We are a special division of your local police force that uses magic to prevent crime. For example, last week, a suspicious man was seen outside the 7-11 around the corner from your house. He was planning to rob the 7-11 at gunpoint, but we sawed him in half before he could. We kept him in two halves until he agreed to see a jobs counselor to help him find a way to make money that doesn't involve committing crimes. Once he agreed, we spun the boxes containing his two halves around the parking lot, then we put him back together, let him out of the box, and sent him on his way to a crime free life. See? Magic! (police)
But that's not why we're here. We're here because you used to date our top illusionist, Leland. Yeah, Leland's an illusionist now. It's different from a magician in some way (he says). Anyway, he's really been down in the dumps since you broke it off with him, and it's made him unable to wow criminals with his mind-boggling illusions, which has in turn caused the town's murder rate to skyrocket.

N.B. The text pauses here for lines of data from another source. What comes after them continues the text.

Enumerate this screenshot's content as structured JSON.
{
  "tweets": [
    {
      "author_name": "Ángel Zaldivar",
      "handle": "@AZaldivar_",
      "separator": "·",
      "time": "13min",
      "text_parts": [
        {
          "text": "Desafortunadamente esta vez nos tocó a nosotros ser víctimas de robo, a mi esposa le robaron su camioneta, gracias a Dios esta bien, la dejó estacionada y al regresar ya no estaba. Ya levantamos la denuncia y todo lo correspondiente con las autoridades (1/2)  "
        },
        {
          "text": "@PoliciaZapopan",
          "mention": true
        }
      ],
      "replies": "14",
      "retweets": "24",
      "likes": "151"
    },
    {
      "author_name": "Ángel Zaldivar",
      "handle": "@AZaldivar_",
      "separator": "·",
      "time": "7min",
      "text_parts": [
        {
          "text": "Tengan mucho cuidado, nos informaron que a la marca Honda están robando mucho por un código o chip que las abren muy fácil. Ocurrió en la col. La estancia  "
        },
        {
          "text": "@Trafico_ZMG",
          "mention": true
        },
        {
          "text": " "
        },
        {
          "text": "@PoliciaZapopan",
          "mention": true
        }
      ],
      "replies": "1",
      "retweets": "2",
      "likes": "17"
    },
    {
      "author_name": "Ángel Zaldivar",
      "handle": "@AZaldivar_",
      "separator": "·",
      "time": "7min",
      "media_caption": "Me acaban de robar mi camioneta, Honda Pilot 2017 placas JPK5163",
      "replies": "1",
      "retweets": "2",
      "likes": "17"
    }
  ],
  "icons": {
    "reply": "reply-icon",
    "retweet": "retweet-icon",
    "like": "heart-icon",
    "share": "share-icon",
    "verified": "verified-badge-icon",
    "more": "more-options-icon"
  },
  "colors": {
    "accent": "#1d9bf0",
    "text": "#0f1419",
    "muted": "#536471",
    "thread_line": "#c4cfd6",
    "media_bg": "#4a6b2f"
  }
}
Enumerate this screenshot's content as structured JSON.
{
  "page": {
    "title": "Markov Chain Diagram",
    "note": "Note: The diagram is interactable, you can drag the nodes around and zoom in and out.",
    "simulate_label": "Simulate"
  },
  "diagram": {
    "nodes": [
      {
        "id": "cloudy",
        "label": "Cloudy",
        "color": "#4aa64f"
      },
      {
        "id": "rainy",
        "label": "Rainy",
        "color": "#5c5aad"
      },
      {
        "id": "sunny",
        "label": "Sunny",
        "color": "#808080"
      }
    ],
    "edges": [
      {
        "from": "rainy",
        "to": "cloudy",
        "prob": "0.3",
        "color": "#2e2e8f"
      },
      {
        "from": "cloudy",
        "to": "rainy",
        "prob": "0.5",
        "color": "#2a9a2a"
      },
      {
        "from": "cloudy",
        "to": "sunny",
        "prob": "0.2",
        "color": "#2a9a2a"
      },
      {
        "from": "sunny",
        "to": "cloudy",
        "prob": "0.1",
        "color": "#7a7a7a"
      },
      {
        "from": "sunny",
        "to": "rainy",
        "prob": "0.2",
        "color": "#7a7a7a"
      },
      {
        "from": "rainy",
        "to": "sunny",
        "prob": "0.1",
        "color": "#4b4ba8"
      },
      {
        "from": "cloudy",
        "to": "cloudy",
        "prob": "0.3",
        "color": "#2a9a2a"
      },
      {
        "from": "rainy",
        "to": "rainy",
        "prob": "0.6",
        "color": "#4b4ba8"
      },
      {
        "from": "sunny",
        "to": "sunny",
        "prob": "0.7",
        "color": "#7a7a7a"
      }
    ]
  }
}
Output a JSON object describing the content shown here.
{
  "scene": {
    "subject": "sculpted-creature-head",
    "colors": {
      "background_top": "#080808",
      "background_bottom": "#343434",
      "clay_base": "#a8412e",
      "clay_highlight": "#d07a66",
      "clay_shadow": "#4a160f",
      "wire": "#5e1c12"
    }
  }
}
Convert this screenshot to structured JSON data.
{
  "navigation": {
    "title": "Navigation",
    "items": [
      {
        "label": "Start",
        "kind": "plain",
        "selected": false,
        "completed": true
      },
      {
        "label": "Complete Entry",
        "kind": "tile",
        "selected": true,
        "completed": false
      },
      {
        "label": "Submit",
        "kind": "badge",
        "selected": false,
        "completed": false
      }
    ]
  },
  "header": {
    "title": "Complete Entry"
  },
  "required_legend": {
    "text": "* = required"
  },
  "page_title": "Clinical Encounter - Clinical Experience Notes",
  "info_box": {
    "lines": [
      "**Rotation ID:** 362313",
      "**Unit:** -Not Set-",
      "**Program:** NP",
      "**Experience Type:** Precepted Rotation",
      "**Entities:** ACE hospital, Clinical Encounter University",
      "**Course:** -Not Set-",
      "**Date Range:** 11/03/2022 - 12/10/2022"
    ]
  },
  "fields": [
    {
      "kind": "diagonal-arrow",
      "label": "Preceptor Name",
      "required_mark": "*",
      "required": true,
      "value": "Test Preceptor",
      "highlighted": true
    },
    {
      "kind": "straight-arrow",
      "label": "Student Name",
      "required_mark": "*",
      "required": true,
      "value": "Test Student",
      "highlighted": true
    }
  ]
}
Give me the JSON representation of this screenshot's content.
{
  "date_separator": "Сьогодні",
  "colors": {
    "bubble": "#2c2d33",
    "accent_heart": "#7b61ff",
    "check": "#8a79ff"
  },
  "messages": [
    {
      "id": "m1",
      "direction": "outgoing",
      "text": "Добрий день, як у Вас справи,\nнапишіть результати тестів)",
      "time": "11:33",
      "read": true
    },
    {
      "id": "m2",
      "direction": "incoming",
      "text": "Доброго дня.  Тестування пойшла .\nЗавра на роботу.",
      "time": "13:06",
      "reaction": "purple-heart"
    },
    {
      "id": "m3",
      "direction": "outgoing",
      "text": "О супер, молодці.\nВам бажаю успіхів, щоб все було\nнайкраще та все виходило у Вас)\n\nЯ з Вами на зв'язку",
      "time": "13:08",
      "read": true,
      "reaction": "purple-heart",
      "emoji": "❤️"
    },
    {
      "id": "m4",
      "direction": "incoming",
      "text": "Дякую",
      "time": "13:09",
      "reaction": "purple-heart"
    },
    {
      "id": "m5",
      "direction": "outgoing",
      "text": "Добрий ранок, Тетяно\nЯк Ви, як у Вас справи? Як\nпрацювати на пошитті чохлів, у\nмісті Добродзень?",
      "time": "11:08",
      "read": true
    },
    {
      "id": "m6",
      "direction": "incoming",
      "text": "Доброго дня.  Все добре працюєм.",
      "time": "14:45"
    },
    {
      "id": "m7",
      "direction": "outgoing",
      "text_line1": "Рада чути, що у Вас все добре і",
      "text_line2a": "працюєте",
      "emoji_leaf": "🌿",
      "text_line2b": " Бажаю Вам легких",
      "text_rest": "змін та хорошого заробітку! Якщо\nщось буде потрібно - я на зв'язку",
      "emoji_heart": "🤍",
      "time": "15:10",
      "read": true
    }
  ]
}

Apparently, you're just about the hottest thing Leland's ever seen naked. And remember, he can make illusions so he can pretty much see whatever he wants naked. He's convinced there's no point in bothering anymore if he has to live a life without you naked in it. If you don't take him back, Leland might stop fighting crime by making people look at fucked up shit altogether! Which means more people are going to die and when we have our departmental review we're going to have to juke the stats.
What do you say? Do you think you can find a part of your heart that isn't grossed out by letting Leland touch you? Remember, people are going to die and while we're not trying to say it will be your fault if they do, well, who else would be to blame? Not us, that's for sure, because we are the Magic Police.
Happy We Are The Magic Police Day!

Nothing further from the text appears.